Intron retention: the inclusion of one or more introns in the mRNA.
What is RNA decay?
RNA decay is the process of degrading the RNA molecules that are no longer needed or that are defective. RNA decay can occur in different ways, such as exonucleolytic decay from the 5’ or 3’ end, endonucleolytic cleavage in the middle, or decapping and deadenylation that remove the 5’ cap and the 3’ poly-A tail.
Describe at least 2 mechanism of translation regulation
Translation can be regulated at different levels, such as initiation, elongation, termination, and recycling. Some examples of translation regulation mechanisms are:
Cap-dependent initiation: the binding of the initiation factors and the small ribosomal subunit to the 5’ cap of the mRNA, and the scanning for the start codon. This process can be regulated by the availability of the initiation factors, the methylation of the cap, or the secondary structure of the mRNA.
IRES-dependent initiation: the binding of the initiation factors and the small ribosomal subunit to an internal ribosome entry site (IRES) in the mRNA, bypassing the need for the 5’ cap and the scanning. This process can be regulated by the structure of the IRES, the binding of IRES trans-acting factors (ITAFs), or the cellular stress conditions.
Which are the most important protein modification? How can they affect protein
functions?
Proteins can be modified after translation by the addition or removal of functional groups or proteins, or by the cleavage of peptide bonds. Some important protein modifications are:
Phosphorylation: the addition of a phosphate group to serine, threonine, or tyrosine residues, which can change the activity, localization, or interaction of the protein.

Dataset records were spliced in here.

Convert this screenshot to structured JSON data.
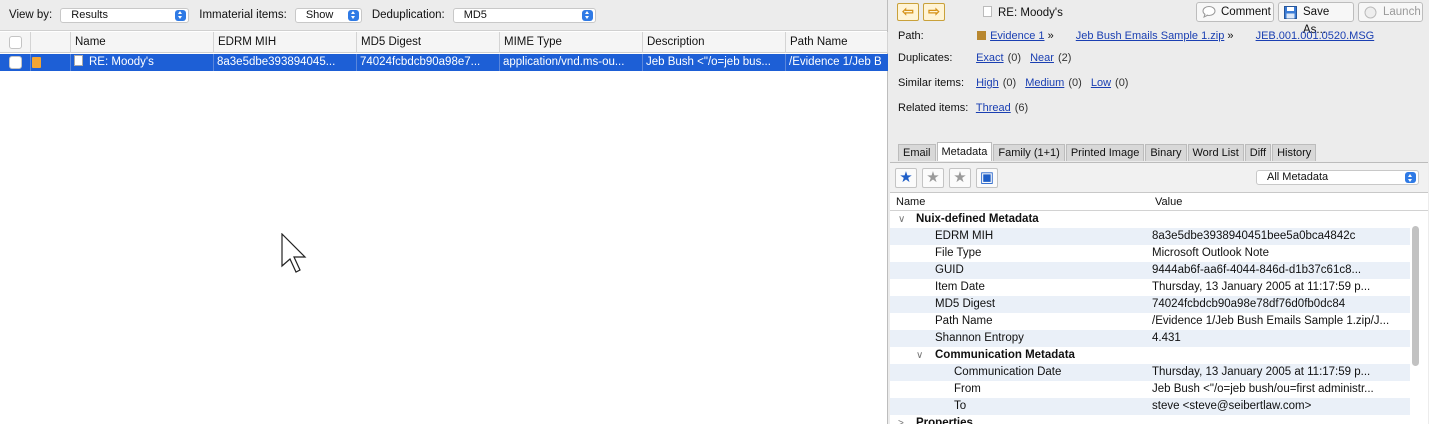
{
  "toolbar": {
    "view_by_label": "View by:",
    "view_by_value": "Results",
    "immaterial_label": "Immaterial items:",
    "immaterial_value": "Show",
    "dedup_label": "Deduplication:",
    "dedup_value": "MD5"
  },
  "results": {
    "columns": [
      "Name",
      "EDRM MIH",
      "MD5 Digest",
      "MIME Type",
      "Description",
      "Path Name"
    ],
    "row": {
      "name": "RE: Moody's",
      "edrm_mih": "8a3e5dbe393894045...",
      "md5": "74024fcbdcb90a98e7...",
      "mime": "application/vnd.ms-ou...",
      "description": "Jeb Bush <\"/o=jeb bus...",
      "path": "/Evidence 1/Jeb B"
    }
  },
  "preview": {
    "title": "RE: Moody's",
    "comment_label": "Comment",
    "save_as_label": "Save As...",
    "launch_label": "Launch",
    "path_label": "Path:",
    "path_items": [
      "Evidence 1",
      "Jeb Bush Emails Sample 1.zip",
      "JEB.001.001.0520.MSG"
    ],
    "path_sep": "»",
    "duplicates_label": "Duplicates:",
    "exact_label": "Exact",
    "exact_count": "(0)",
    "near_label": "Near",
    "near_count": "(2)",
    "similar_label": "Similar items:",
    "high_label": "High",
    "high_count": "(0)",
    "medium_label": "Medium",
    "medium_count": "(0)",
    "low_label": "Low",
    "low_count": "(0)",
    "related_label": "Related items:",
    "thread_label": "Thread",
    "thread_count": "(6)",
    "tabs": [
      "Email",
      "Metadata",
      "Family (1+1)",
      "Printed Image",
      "Binary",
      "Word List",
      "Diff",
      "History"
    ],
    "active_tab": "Metadata",
    "metadata_filter": "All Metadata",
    "meta_headers": {
      "name": "Name",
      "value": "Value"
    },
    "group1": "Nuix-defined Metadata",
    "group2": "Communication Metadata",
    "group3": "Properties",
    "rows": [
      {
        "k": "EDRM MIH",
        "v": "8a3e5dbe3938940451bee5a0bca4842c"
      },
      {
        "k": "File Type",
        "v": "Microsoft Outlook Note"
      },
      {
        "k": "GUID",
        "v": "9444ab6f-aa6f-4044-846d-d1b37c61c8..."
      },
      {
        "k": "Item Date",
        "v": "Thursday, 13 January 2005 at 11:17:59 p..."
      },
      {
        "k": "MD5 Digest",
        "v": "74024fcbdcb90a98e78df76d0fb0dc84"
      },
      {
        "k": "Path Name",
        "v": "/Evidence 1/Jeb Bush Emails Sample 1.zip/J..."
      },
      {
        "k": "Shannon Entropy",
        "v": "4.431"
      }
    ],
    "comm_rows": [
      {
        "k": "Communication Date",
        "v": "Thursday, 13 January 2005 at 11:17:59 p..."
      },
      {
        "k": "From",
        "v": "Jeb Bush <\"/o=jeb bush/ou=first administr..."
      },
      {
        "k": "To",
        "v": "steve <steve@seibertlaw.com>"
      }
    ]
  }
}
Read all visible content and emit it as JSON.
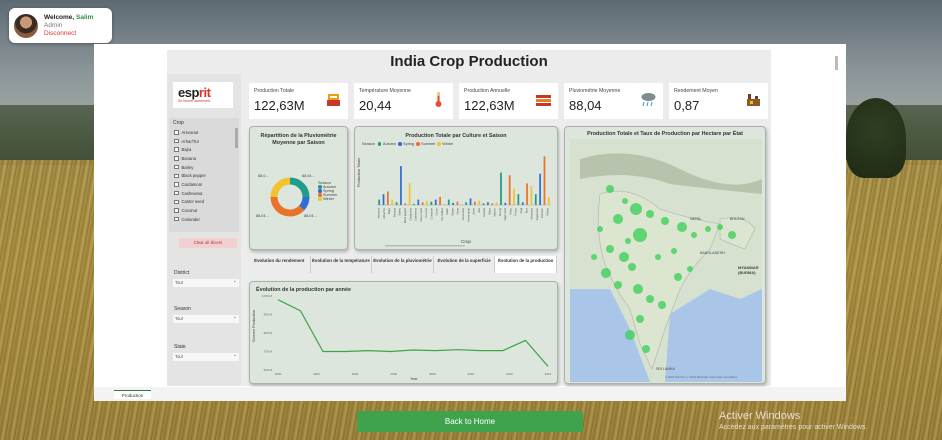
{
  "profile": {
    "welcome": "Welcome,",
    "name": "Salim",
    "role": "Admin",
    "disconnect": "Disconnect"
  },
  "dashboard": {
    "title": "India Crop Production",
    "logo": {
      "text_main": "esp",
      "text_accent": "rit",
      "tagline": "Se former autrement"
    },
    "kpis": [
      {
        "label": "Production Totale",
        "value": "122,63M",
        "icon": "crop-icon"
      },
      {
        "label": "Température Moyenne",
        "value": "20,44",
        "icon": "thermometer-icon"
      },
      {
        "label": "Production Annuelle",
        "value": "122,63M",
        "icon": "harvest-icon"
      },
      {
        "label": "Pluviométrie Moyenne",
        "value": "88,04",
        "icon": "rain-cloud-icon"
      },
      {
        "label": "Rendement Moyen",
        "value": "0,87",
        "icon": "factory-icon"
      }
    ],
    "slicers": {
      "crop_title": "Crop",
      "crops": [
        "Arecanut",
        "Arhar/Tur",
        "Bajra",
        "Banana",
        "Barley",
        "Black pepper",
        "Cardamom",
        "Cashewnut",
        "Castor seed",
        "Coconut",
        "Coriander"
      ],
      "clear_label": "Clear all slicers",
      "district_label": "District",
      "district_value": "Tout",
      "season_label": "Season",
      "season_value": "Tout",
      "state_label": "State",
      "state_value": "Tout"
    },
    "donut": {
      "title": "Répartition de la Pluviométrie Moyenne par Saison",
      "legend_title": "Season",
      "labels_left": [
        "88,0...",
        "88,04..."
      ],
      "labels_right": [
        "88,04...",
        "88,04..."
      ]
    },
    "bar_chart": {
      "title": "Production Totale par Culture et Saison",
      "legend_title": "Season",
      "ylabel": "Production Totale",
      "xlabel": "Crop",
      "crop_ticks": [
        "Arecanut",
        "Arhar/Tur",
        "Bajra",
        "Banana",
        "Barley",
        "Black pepper",
        "Cardamom",
        "Cashewnut",
        "Castor seed",
        "Coconut",
        "Coriander",
        "Cotton",
        "Dry chillies",
        "Garlic",
        "Ginger",
        "Gram",
        "Groundnut",
        "Horse-gram",
        "Jowar",
        "Jute",
        "Linseed",
        "Maize",
        "Masoor",
        "Moong",
        "Niger seed",
        "Onion",
        "Potato",
        "Ragi",
        "Rice",
        "Sesamum",
        "Sugarcane",
        "Turmeric",
        "Wheat"
      ]
    },
    "tabs": [
      "Évolution du rendement",
      "Évolution de la température",
      "Évolution de la pluviométrie",
      "Évolution de la superficie",
      "Évolution de la production"
    ],
    "active_tab": 4,
    "line_chart": {
      "title": "Évolution de la production par année",
      "ylabel": "Somme Production",
      "xlabel": "Year",
      "y_ticks": [
        "1000 M",
        "900 M",
        "800 M",
        "700 M",
        "600 M"
      ],
      "x_ticks": [
        "2000",
        "2002",
        "2004",
        "2006",
        "2008",
        "2010",
        "2012",
        "2014"
      ]
    },
    "map": {
      "title": "Production Totale et Taux de Production par Hectare par État",
      "labels": [
        "NEPAL",
        "BHUTAN",
        "BANGLADESH",
        "MYANMAR (BURMA)",
        "SRI LANKA"
      ],
      "attribution": "© 2024 TomTom, © 2024 Microsoft Corporation  Conditions"
    },
    "page_tab": "Production"
  },
  "back_button": "Back to Home",
  "watermark": {
    "line1": "Activer Windows",
    "line2": "Accédez aux paramètres pour activer Windows."
  },
  "colors": {
    "accent_green": "#3fa34d",
    "autumn": "#1f9c8a",
    "spring": "#2f6fd1",
    "summer": "#e8742a",
    "winter": "#f2c230",
    "map_bubble": "#3fcf5b"
  },
  "chart_data": [
    {
      "type": "pie",
      "title": "Répartition de la Pluviométrie Moyenne par Saison",
      "categories": [
        "Autumn",
        "Spring",
        "Summer",
        "Winter"
      ],
      "values": [
        25,
        12,
        38,
        25
      ]
    },
    {
      "type": "bar",
      "title": "Production Totale par Culture et Saison",
      "xlabel": "Crop",
      "ylabel": "Production Totale",
      "categories": [
        "Autumn",
        "Spring",
        "Summer",
        "Winter"
      ],
      "values": [
        0.1,
        0.2,
        0.25,
        0.1,
        0.05,
        0.72,
        0.03,
        0.4,
        0.02,
        0.1,
        0.05,
        0.08,
        0.06,
        0.1,
        0.15,
        0.02,
        0.1,
        0.04,
        0.06,
        0.02,
        0.05,
        0.12,
        0.06,
        0.08,
        0.03,
        0.05,
        0.03,
        0.05,
        0.6,
        0.04,
        0.55,
        0.3,
        0.2,
        0.05,
        0.4,
        0.35,
        0.2,
        0.58,
        0.9,
        0.15
      ]
    },
    {
      "type": "line",
      "title": "Évolution de la production par année",
      "xlabel": "Year",
      "ylabel": "Somme Production",
      "x": [
        1997,
        1998,
        2000,
        2002,
        2004,
        2006,
        2008,
        2010,
        2012,
        2013,
        2014,
        2015
      ],
      "y": [
        980,
        920,
        700,
        700,
        705,
        700,
        708,
        705,
        710,
        705,
        705,
        760,
        620
      ],
      "ylim": [
        600,
        1000
      ]
    }
  ]
}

Ubiquitination: the addition of a ubiquitin protein to lysine residues, which can target the protein for degradation, alter its activity, or affect its interaction with other proteins.
Acetylation: the addition of an acetyl group to lysine residues, which can neutralize the positive charge of the lysine and affect the protein’s interaction with DNA or other proteins.
Methylation: the addition of a methyl group to lysine or arginine residues, which can affect the protein’s interaction with DNA or other proteins.